Pensando en que cada acción tenga una consecuencia positiva para el entorno es como imaginan el futuro de El Bosque Sonoro. Así lo pensaron siempre. Ahora esperan la autorización legal para utilizar el espacio de los contenedores y poder instalar luz eléctrica y calefacción, mientras continúan con la idea de acondicionar el campo para convertirlo en un parque de uso público. Y que las naves puedan funcionar de manera fluida durante todo el año como un conglomerado que agrupe a un camping colaborativo, a los nidos sonoros del coworking, a un festival contra la instalación de placas y a un proyecto de bosque-escuela.
Les cuesta elegir el momento de mayor alegría o satisfacción en estos cinco años de El Bosque Sonoro. Se les iluminan los ojos, no saben cuál. Evidentemente hubo muchos.
─Yo recuerdo como momento de gran subidón uno que nos dimos un abrazo los tres, el primer año, la foto que nos sacó Rosana que estábamos destrozados físicamente─ dice Víctor.

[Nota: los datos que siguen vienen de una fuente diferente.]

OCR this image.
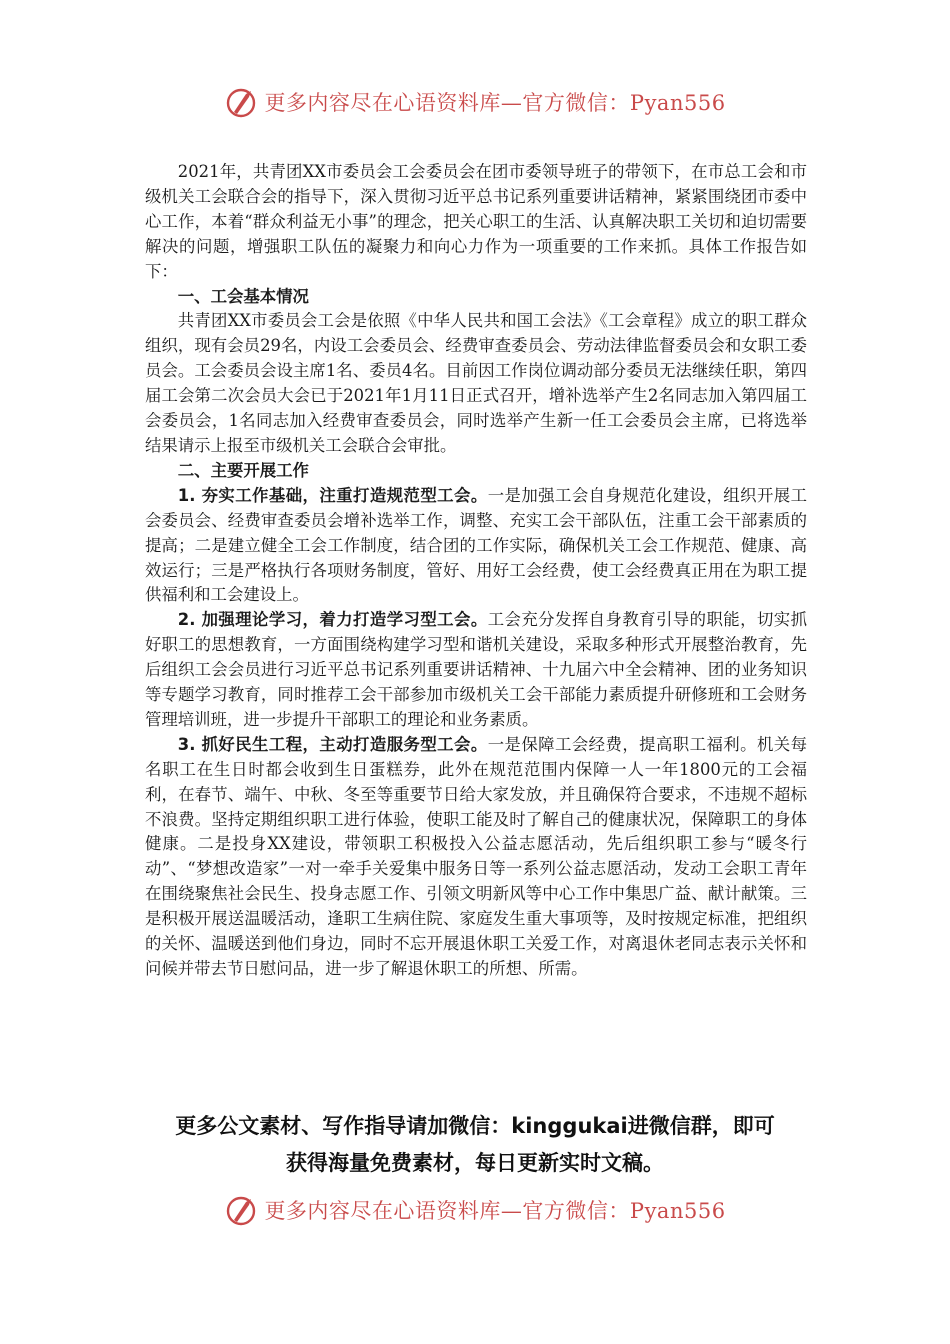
更多内容尽在心语资料库—官方微信：Pyan556

2021年，共青团XX市委员会工会委员会在团市委领导班子的带领下，在市总工会和市级机关工会联合会的指导下，深入贯彻习近平总书记系列重要讲话精神，紧紧围绕团市委中心工作，本着“群众利益无小事”的理念，把关心职工的生活、认真解决职工关切和迫切需要解决的问题，增强职工队伍的凝聚力和向心力作为一项重要的工作来抓。具体工作报告如下：

一、工会基本情况

共青团XX市委员会工会是依照《中华人民共和国工会法》《工会章程》成立的职工群众组织，现有会员29名，内设工会委员会、经费审查委员会、劳动法律监督委员会和女职工委员会。工会委员会设主席1名、委员4名。目前因工作岗位调动部分委员无法继续任职，第四届工会第二次会员大会已于2021年1月11日正式召开，增补选举产生2名同志加入第四届工会委员会，1名同志加入经费审查委员会，同时选举产生新一任工会委员会主席，已将选举结果请示上报至市级机关工会联合会审批。

二、主要开展工作

1. 夯实工作基础，注重打造规范型工会。一是加强工会自身规范化建设，组织开展工会委员会、经费审查委员会增补选举工作，调整、充实工会干部队伍，注重工会干部素质的提高；二是建立健全工会工作制度，结合团的工作实际，确保机关工会工作规范、健康、高效运行；三是严格执行各项财务制度，管好、用好工会经费，使工会经费真正用在为职工提供福利和工会建设上。

2. 加强理论学习，着力打造学习型工会。工会充分发挥自身教育引导的职能，切实抓好职工的思想教育，一方面围绕构建学习型和谐机关建设，采取多种形式开展整治教育，先后组织工会会员进行习近平总书记系列重要讲话精神、十九届六中全会精神、团的业务知识等专题学习教育，同时推荐工会干部参加市级机关工会干部能力素质提升研修班和工会财务管理培训班，进一步提升干部职工的理论和业务素质。

3. 抓好民生工程，主动打造服务型工会。一是保障工会经费，提高职工福利。机关每名职工在生日时都会收到生日蛋糕券，此外在规范范围内保障一人一年1800元的工会福利，在春节、端午、中秋、冬至等重要节日给大家发放，并且确保符合要求，不违规不超标不浪费。坚持定期组织职工进行体验，使职工能及时了解自己的健康状况，保障职工的身体健康。二是投身XX建设，带领职工积极投入公益志愿活动，先后组织职工参与“暖冬行动”、“梦想改造家”一对一牵手关爱集中服务日等一系列公益志愿活动，发动工会职工青年在围绕聚焦社会民生、投身志愿工作、引领文明新风等中心工作中集思广益、献计献策。三是积极开展送温暖活动，逢职工生病住院、家庭发生重大事项等，及时按规定标准，把组织的关怀、温暖送到他们身边，同时不忘开展退休职工关爱工作，对离退休老同志表示关怀和问候并带去节日慰问品，进一步了解退休职工的所想、所需。

更多公文素材、写作指导请加微信：kinggukai进微信群，即可
获得海量免费素材，每日更新实时文稿。
更多内容尽在心语资料库—官方微信：Pyan556
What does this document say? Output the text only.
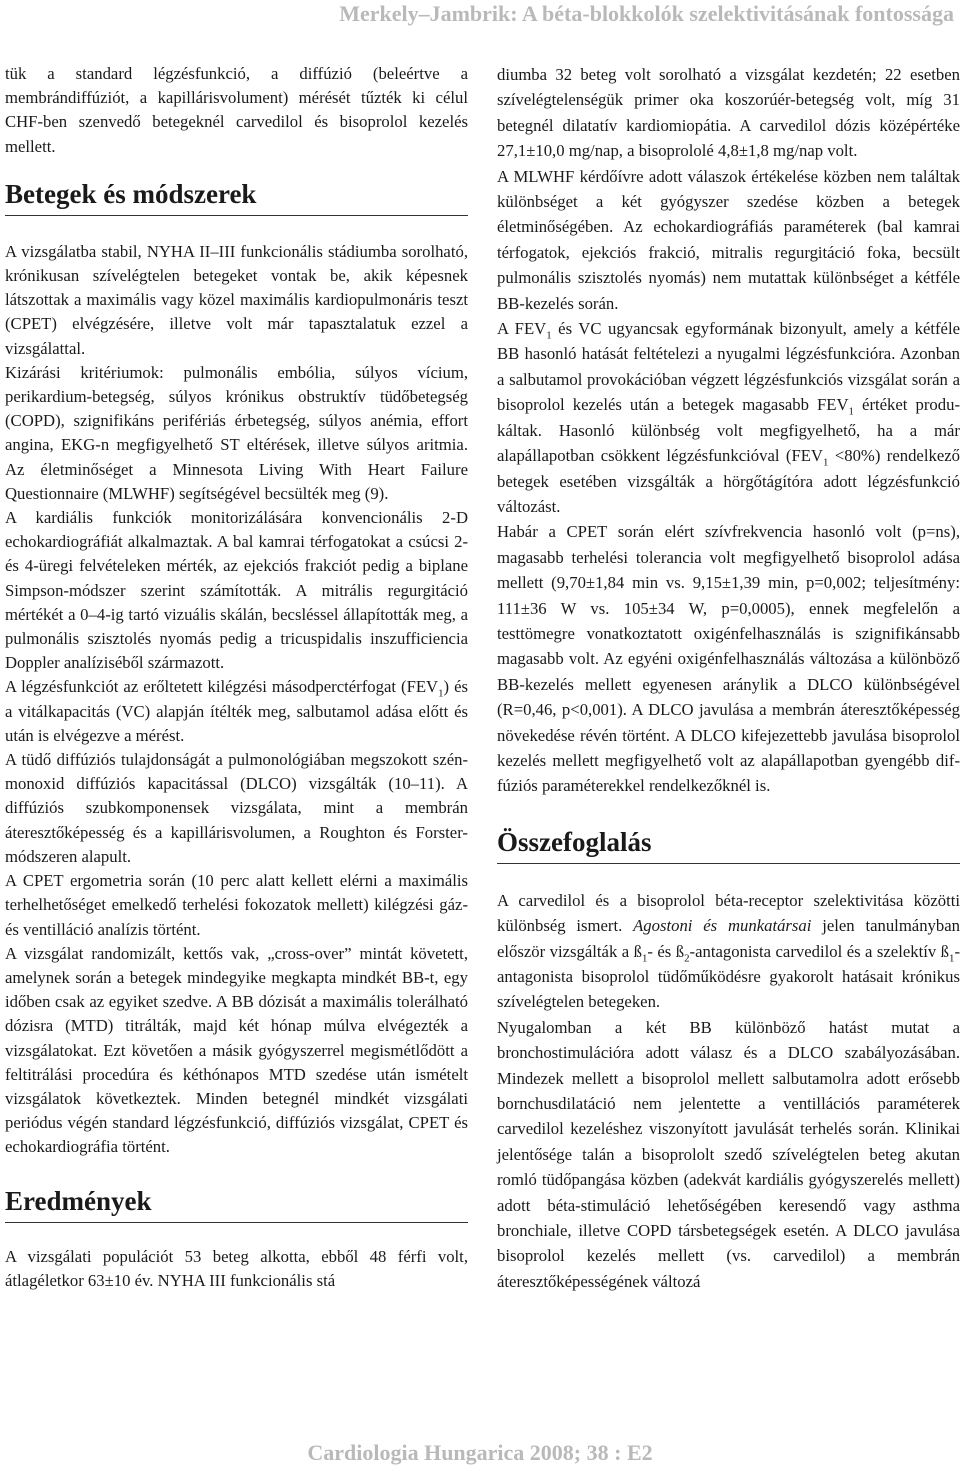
Merkely–Jambrik: A béta-blokkolók szelektivitásának fontossága

tük a standard légzésfunkció, a diffúzió (beleértve a membrándiffúziót, a kapillárisvolument) mérését tűzték ki célul CHF-ben szenvedő betegeknél carvedilol és bisoprolol kezelés mellett.

Betegek és módszerek

A vizsgálatba stabil, NYHA II–III funkcionális stádiumba sorolható, krónikusan szívelégtelen betegeket vontak be, akik képesnek látszottak a maximális vagy közel maximális kardiopulmonáris teszt (CPET) elvégzésére, illetve volt már tapasztalatuk ezzel a vizsgálattal.

Kizárási kritériumok: pulmonális embólia, súlyos vícium, perikardium-betegség, súlyos krónikus obstruktív tüdőbetegség (COPD), szignifikáns perifériás érbetegség, súlyos anémia, effort angina, EKG-n megfigyelhető ST eltérések, illetve súlyos aritmia. Az életminőséget a Minnesota Living With Heart Failure Questionnaire (MLWHF) segítségével becsülték meg (9).

A kardiális funkciók monitorizálására konvencionális 2-D echokardiográfiát alkalmaztak. A bal kamrai térfogatokat a csúcsi 2- és 4-üregi felvételeken mérték, az ejekciós frakciót pedig a biplane Simpson-módszer szerint számították. A mitrális regurgitáció mértékét a 0–4-ig tartó vizuális skálán, becsléssel állapították meg, a pulmonális szisztolés nyomás pedig a tricuspidalis inszufficiencia Doppler analíziséből származott.

A légzésfunkciót az erőltetett kilégzési másodperctérfogat $(FEV_1)$ és a vitálkapacitás (VC) alapján ítélték meg, salbutamol adása előtt és után is elvégezve a mérést.

A tüdő diffúziós tulajdonságát a pulmonológiában megszokott szén-monoxid diffúziós kapacitással (DLCO) vizsgálták (10–11). A diffúziós szubkomponensek vizsgálata, mint a membrán áteresztőképesség és a kapillárisvolumen, a Roughton és Forster-módszeren alapult.

A CPET ergometria során (10 perc alatt kellett elérni a maximális terhelhetőséget emelkedő terhelési fokozatok mellett) kilégzési gáz- és ventilláció analízis történt.

A vizsgálat randomizált, kettős vak, „cross-over” mintát követett, amelynek során a betegek mindegyike megkapta mindkét BB-t, egy időben csak az egyiket szedve. A BB dózisát a maximális tolerálható dózisra (MTD) titrálták, majd két hónap múlva elvégezték a vizsgálatokat. Ezt követően a másik gyógyszerrel megismétlődött a feltitrálási procedúra és kéthónapos MTD szedése után ismételt vizsgálatok következtek. Minden betegnél mindkét vizsgálati periódus végén standard légzésfunkció, diffúziós vizsgálat, CPET és echokardiográfia történt.

Eredmények

A vizsgálati populációt 53 beteg alkotta, ebből 48 férfi volt, átlagéletkor 63±10 év. NYHA III funkcionális stá

diumba 32 beteg volt sorolható a vizsgálat kezdetén; 22 esetben szívelégtelenségük primer oka koszorúér-betegség volt, míg 31 betegnél dilatatív kardiomiopátia. A carvedilol dózis középértéke 27,1±10,0 mg/nap, a bisoprololé 4,8±1,8 mg/nap volt.

A MLWHF kérdőívre adott válaszok értékelése közben nem találtak különbséget a két gyógyszer szedése közben a betegek életminőségében. Az echokardiográfiás paraméterek (bal kamrai térfogatok, ejekciós frakció, mitralis regurgitáció foka, becsült pulmonális szisztolés nyomás) nem mutattak különbséget a kétféle BB-kezelés során.

A $FEV_1$ és VC ugyancsak egyformának bizonyult, amely a kétféle BB hasonló hatását feltételezi a nyugalmi légzésfunkcióra. Azonban a salbutamol provokációban végzett légzésfunkciós vizsgálat során a bisoprolol kezelés után a betegek magasabb $FEV_1$ értéket produkáltak. Hasonló különbség volt megfigyelhető, ha a már alapállapotban csökkent légzésfunkcióval $(FEV_1 <80\%)$ rendelkező betegek esetében vizsgálták a hörgőtágítóra adott légzésfunkció változást.

Habár a CPET során elért szívfrekvencia hasonló volt (p=ns), magasabb terhelési tolerancia volt megfigyelhető bisoprolol adása mellett (9,70±1,84 min vs. 9,15±1,39 min, p=0,002; teljesítmény: 111±36 W vs. 105±34 W, p=0,0005), ennek megfelelőn a testtömegre vonatkoztatott oxigénfelhasználás is szignifikánsabb magasabb volt. Az egyéni oxigénfelhasználás változása a különböző BB-kezelés mellett egyenesen aránylik a DLCO különbségével (R=0,46, p<0,001). A DLCO javulása a membrán áteresztőképesség növekedése révén történt. A DLCO kifejezettebb javulása bisoprolol kezelés mellett megfigyelhető volt az alapállapotban gyengébb diffúziós paraméterekkel rendelkezőknél is.

Összefoglalás

A carvedilol és a bisoprolol béta-receptor szelektivitása közötti különbség ismert. Agostoni és munkatársai jelen tanulmányban először vizsgálták a $ß_1-$ és $ß_2$-antagonista carvedilol és a szelektív $ß_1$-antagonista bisoprolol tüdőműködésre gyakorolt hatásait krónikus szívelégtelen betegeken.

Nyugalomban a két BB különböző hatást mutat a bronchostimulációra adott válasz és a DLCO szabályozásában. Mindezek mellett a bisoprolol mellett salbutamolra adott erősebb bornchusdilatáció nem jelentette a ventillációs paraméterek carvedilol kezeléshez viszonyított javulását terhelés során. Klinikai jelentősége talán a bisoprololt szedő szívelégtelen beteg akutan romló tüdőpangása közben (adekvát kardiális gyógyszerelés mellett) adott béta-stimuláció lehetőségében keresendő vagy asthma bronchiale, illetve COPD társbetegségek esetén. A DLCO javulása bisoprolol kezelés mellett (vs. carvedilol) a membrán áteresztőképességének változá

Cardiologia Hungarica 2008; 38 : E2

─Éramos los tres diciendo: ¡madre mía, lo hemos conseguido!─ dice Octavio.
Y de ese primer año de festival también recuerdan el último día, durante el concierto de Stay Homas. En medio del show, los músicos pidieron un aplauso a la organización por hacer esto, por la valentía y el riesgo en un año tan triste, de encierro y de muertes. Todo el público se levantó de sus sillas, se giró y los aplaudió. Víctor, Octavio y Cristian estaban detrás, los tres vestidos de negro, mimetizados en la oscuridad del bosque, fauna inextinguible de Mozota.